The Irish Cancer Society advises speaking to your family doctor about any concerns or symptoms you have regarding your prostate health.

They may do a digital rectal examination (DRE) or a prostate-specific antigen (PSA) blood test. Your GP will refer you to hospital if they think you need more tests.

Digital rectal examination (DRE)

A DRE involves inserting a gloved finger into your back passage to see if your prostate feels normal. It can be a little uncomfortable, but it is quick.

PSA blood test

This test checks the level of prostate-specific antigen (PSA) in your blood. A raised PSA level can be a sign of prostate cancer, but it can also be caused by other conditions like a urinary infection or inflammation of the prostate (prostatitis).

A raised PSA doesn’t always mean cancer. Two out of three men with a raised PSA do not have prostate cancer.

Some men with prostate cancer have a normal PSA level.

Mp-MRI (multi-parametric magnetic resonance imaging)

This is a type of MRI scan that creates more detailed pictures of your prostate than a standard MRI. It may be done before a biopsy to help doctors determine where to collect cell samples. .

Biopsy

A prostate biopsy uses a needle to take small samples of prostate tissue. A pathologist examines these to see how abnormal the cells are. There are two ways to do a prostate biopsy:

Transperineal needle biopsy: Most prostate biopsies are transperineal biopsies. The needle goes through the skin between the testicles and the back passage (perineum).
The biopsy is guided by an ultrasound probe inserted into your back passage.

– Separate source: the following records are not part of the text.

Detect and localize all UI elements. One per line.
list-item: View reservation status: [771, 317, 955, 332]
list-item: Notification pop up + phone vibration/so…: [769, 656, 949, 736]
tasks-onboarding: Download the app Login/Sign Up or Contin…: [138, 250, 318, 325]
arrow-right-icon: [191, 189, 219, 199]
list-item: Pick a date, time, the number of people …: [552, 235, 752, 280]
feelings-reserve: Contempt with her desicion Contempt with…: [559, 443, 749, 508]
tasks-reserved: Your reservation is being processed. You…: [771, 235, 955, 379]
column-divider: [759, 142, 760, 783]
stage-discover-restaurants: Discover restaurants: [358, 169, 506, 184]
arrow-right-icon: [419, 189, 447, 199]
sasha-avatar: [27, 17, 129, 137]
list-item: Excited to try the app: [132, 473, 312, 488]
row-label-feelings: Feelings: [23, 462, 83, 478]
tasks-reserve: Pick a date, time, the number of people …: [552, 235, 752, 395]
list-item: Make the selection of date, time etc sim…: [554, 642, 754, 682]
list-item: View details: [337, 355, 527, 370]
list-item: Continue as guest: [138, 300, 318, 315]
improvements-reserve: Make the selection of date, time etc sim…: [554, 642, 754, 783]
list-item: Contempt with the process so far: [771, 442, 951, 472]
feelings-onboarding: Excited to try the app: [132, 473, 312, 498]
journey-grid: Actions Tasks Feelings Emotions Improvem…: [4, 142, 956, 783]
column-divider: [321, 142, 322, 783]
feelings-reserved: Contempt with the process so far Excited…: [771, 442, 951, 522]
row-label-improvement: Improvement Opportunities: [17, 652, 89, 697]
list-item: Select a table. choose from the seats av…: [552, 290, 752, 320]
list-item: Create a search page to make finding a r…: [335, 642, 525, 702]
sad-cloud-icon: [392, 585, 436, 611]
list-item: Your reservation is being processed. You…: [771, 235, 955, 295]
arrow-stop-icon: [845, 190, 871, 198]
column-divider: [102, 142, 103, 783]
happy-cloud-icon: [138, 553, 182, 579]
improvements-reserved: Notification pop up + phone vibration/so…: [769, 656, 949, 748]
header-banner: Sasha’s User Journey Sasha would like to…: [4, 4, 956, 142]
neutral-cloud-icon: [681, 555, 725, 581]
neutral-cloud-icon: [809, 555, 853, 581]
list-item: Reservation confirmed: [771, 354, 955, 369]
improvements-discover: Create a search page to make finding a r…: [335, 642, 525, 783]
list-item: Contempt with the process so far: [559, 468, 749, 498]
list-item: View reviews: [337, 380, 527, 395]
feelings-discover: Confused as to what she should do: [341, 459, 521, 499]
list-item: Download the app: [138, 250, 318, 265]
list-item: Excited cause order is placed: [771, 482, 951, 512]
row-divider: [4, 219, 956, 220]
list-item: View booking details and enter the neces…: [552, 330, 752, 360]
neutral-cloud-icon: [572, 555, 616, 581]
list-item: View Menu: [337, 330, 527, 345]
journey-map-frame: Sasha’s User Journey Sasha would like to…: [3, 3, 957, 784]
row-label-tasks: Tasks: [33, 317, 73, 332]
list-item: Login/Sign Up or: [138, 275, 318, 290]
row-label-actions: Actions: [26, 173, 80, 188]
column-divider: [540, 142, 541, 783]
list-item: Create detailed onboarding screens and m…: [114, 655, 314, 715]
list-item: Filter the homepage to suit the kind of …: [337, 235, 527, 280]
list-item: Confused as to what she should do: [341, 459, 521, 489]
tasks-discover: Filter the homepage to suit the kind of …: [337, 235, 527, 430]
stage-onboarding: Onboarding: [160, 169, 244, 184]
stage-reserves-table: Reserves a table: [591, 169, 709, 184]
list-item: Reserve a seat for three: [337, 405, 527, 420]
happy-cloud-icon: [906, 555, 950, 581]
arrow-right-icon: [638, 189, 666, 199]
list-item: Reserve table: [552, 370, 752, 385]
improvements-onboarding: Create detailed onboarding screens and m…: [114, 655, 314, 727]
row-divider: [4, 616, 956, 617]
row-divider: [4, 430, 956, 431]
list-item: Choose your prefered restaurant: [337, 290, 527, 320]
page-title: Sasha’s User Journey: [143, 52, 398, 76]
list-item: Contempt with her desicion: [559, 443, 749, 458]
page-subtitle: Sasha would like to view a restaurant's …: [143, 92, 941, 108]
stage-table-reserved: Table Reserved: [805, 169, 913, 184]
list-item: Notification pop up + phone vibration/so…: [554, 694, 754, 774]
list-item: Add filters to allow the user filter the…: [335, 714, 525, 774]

Trans-rectal ultrasound biopsy: An ultrasound probe is put into your back passage. It uses sound waves to produce pictures of your prostate. A biopsy can be taken through the back passage.

Michelle Lonergan, cancer awareness nurse at the Irish Cancer Society, says: “If prostate cancer is detected early and treated promptly, nine out of 10 people will survive the disease. If prostate cancer is found at a later stage, survival rates drop significantly, making early detection essential. For example, for those diagnosed at stage four, the five-year survival rate drops to 50%.

“The quicker prostate cancer is detected, the quicker your treatment can begin and the more likely you are to have a successful outcome.”